My most interesting client project this year wasn't a SaaS, a startup, or an app.
It was a farm.
Gardens Farm is a family-run operation in West Yorkshire selling milk, eggs, and local produce. They had a great product, a loyal customer base, and almost zero social media presence. I was brought in to fix that — and ended up building something more systematic than I expected.
The brief
Post consistently. Sound human. Don't be boring. Don't use generic food-brand language.
Simple enough. Except when you're posting multiple times a week, every week, for a brand with a very specific voice — it stops being simple pretty fast.
What I built
A structured content system with a weekly schedule:
- Tuesday — traditional product spotlight
- Wednesday — recipe highlight
- Thursday — milk round / delivery post
- Friday — Sweet Treat Friday
- Weekend — flexible, community-focused content
Each day has a content type, a tone guide, and a set of rules.

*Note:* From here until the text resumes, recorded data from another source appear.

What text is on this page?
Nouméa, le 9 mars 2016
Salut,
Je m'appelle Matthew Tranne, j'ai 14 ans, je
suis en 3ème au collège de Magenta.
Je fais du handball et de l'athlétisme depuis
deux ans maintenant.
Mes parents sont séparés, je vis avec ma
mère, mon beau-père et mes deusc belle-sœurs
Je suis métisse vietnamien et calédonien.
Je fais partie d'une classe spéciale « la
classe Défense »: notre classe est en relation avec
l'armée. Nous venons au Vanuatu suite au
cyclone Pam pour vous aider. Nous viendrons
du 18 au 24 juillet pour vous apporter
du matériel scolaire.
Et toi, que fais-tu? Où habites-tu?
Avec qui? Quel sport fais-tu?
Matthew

The rules sound small but matter a lot: never use the word "proper," don't imply seasons that don't match the current month, keep it casual and witty rather than corporate.
That level of specificity is what keeps a brand voice consistent when you're producing volume.
The lesson
Brand rules aren't constraints — they're a gift. The more clearly defined the voice, the faster and more confidently you can produce content that actually fits. Vague briefs produce vague output.
Whether you're building a system for a client or writing your own content, nail the rules first. Everything downstream gets easier.
This is part of what I do through Tizzle — web development, but also the digital infrastructure around it: content, social, marketing systems.